A robot powered only by light completed 188 continuous jumps without electronics, carrying 1,700 times its weight using material response alone.

Researchers at University of California, Davis have developed an insect-scale robot powered only by light that completed 188 continuous jumps with no electronics, battery, motor, chips, or wires. In testing, it also carried up to 1,700 times its own body weight, about 300 milligrams, without loss of function.
The soft machine bends, snaps, and resets automatically. It runs entirely on material physics. Its structure handles sensing, actuation, and reset through geometry and material response alone.
The robot is built mainly from liquid crystal elastomers, a rubber-like material that changes shape when exposed to light. When illuminated, the material contracts and bends a curved beam structure, storing elastic strain energy. Once it reaches a critical point, snap-through instability occurs and the stored energy releases suddenly, pushing the robot into the air.
As it jumps, the robot creates a shadow that blocks the light source. The material cools and returns to its original shape. When exposed to light again, the cycle repeats. This self-shadowing effect acts as a built-in control system, removing the need for circuits or onboard processors.
The team initially expected the robot to jump only a few times under continuous illumination. Instead, it continued moving, completing 188 uninterrupted jumps during testing.
The work was co-authored by Wenzhong Yan from the Department of Mechanical and Aerospace Engineering at the university. His research centers on soft robotics and mechanical intelligence, where materials are designed to perform tasks usually handled by electronics. During his Ph.D., he developed folding robots that achieved autonomous behavior without computer chips, combining sensing, control, and actuation within the structure.
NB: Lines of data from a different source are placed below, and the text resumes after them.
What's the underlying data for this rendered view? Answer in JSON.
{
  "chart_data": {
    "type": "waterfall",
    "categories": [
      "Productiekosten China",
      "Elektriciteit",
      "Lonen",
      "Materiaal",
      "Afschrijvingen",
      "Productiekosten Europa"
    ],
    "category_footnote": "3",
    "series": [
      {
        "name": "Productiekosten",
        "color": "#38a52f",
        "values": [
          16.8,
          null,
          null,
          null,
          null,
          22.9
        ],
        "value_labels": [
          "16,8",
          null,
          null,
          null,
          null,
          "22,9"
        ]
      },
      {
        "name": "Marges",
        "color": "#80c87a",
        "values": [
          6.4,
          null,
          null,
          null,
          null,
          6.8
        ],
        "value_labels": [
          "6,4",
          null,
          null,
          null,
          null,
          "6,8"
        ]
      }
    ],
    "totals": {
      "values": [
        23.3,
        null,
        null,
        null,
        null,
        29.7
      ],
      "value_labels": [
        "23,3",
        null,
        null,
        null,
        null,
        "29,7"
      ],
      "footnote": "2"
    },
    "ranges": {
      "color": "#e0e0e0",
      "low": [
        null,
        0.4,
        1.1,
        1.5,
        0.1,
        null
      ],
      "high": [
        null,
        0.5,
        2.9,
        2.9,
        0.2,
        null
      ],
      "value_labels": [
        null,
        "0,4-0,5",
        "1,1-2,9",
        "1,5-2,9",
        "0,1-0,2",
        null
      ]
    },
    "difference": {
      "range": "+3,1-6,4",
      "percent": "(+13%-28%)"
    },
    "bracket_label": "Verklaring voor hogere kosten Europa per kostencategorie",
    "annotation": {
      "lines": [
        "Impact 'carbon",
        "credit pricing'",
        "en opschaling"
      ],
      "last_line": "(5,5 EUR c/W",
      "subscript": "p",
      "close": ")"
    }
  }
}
The light-powered robot follows this same approach. Instead of programming movement, the team designed geometry and material properties to create repeated motion.
Researchers are exploring practical uses. One proposed application is wildfire monitoring. The robots could carry sensors and move across terrain by continuously jumping. Once smoke or flame is detected, a signal could be sent to monitoring systems, forming a dynamic, distributed environmental network.
Such robots could also operate in collapsed buildings, radioactive areas, or narrow underground spaces where conventional machines cannot easily function.
The team is also studying adaptive wearables that change stiffness when needed, shifting between rigid support and flexible comfort depending on conditions.